Role of Inflammatory Mediators in Human Endometrium during Progesterone Withdrawal and Early Pregnancy1

The role of progesterone (P4) in the regulation of inflammatory mediators interleukin-8 (IL-8), monocyte chemoattractant protein-1, and cyclooxygenase-2 (COX-2) and in the recruitment of leukocyte subpopulations in the endometrium has been examined, by employing a model of P4 withdrawal and maintenance in vivo.
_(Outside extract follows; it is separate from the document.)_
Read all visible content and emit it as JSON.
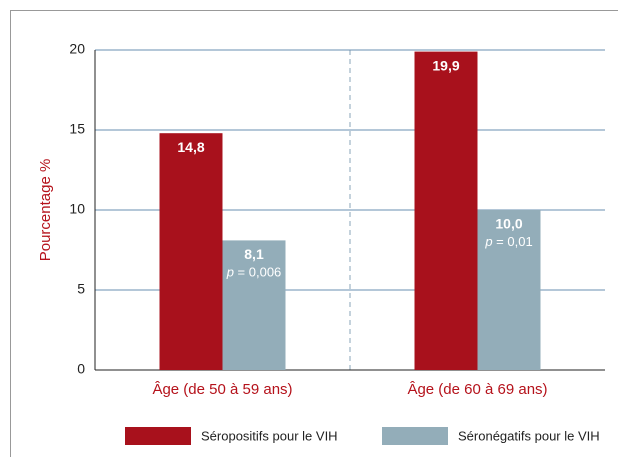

Messenger RNA and protein expression have been investigated in endometrial biopsies: 1) during the midsecretory phase (LH+8 to 10); during the maintained luteal phase (P4 administered vaginally for 4 days from LH+8) and biopsies collected 2) 24 h and 3) 48 h post withdrawal of P4; and 4) during pseudo pregnancy (lifespan of corpus luteum extended by 7 days with CG; (decidua collected from women with 5) an ectopic gestation and 6) from women undergoing first-trimester termination of pregnancy). CD56+ large granular lymphocytes remain the major leukocyte subtype, both 24 and 48 h after P4 withdrawal, and in decidua (CG supported or ectopic). Higher numbers (P < 0.05) of macrophages (CD68+) were present in endometrium 48 h post P4 withdrawal and in pseudo pregnant endometrium, compared with normal decidua. Significantly more macrophages (P < 0.01) were present in decidua from an ectopic pregnancy. A significant elevation of IL-8 (P < 0.01) and COX-2 (P < 0.05) messenger RNA was detected 48 h post P4 withdrawal. Evidence is provided for up-regulation of IL-8 and COX-2 in response to P4 withdrawal.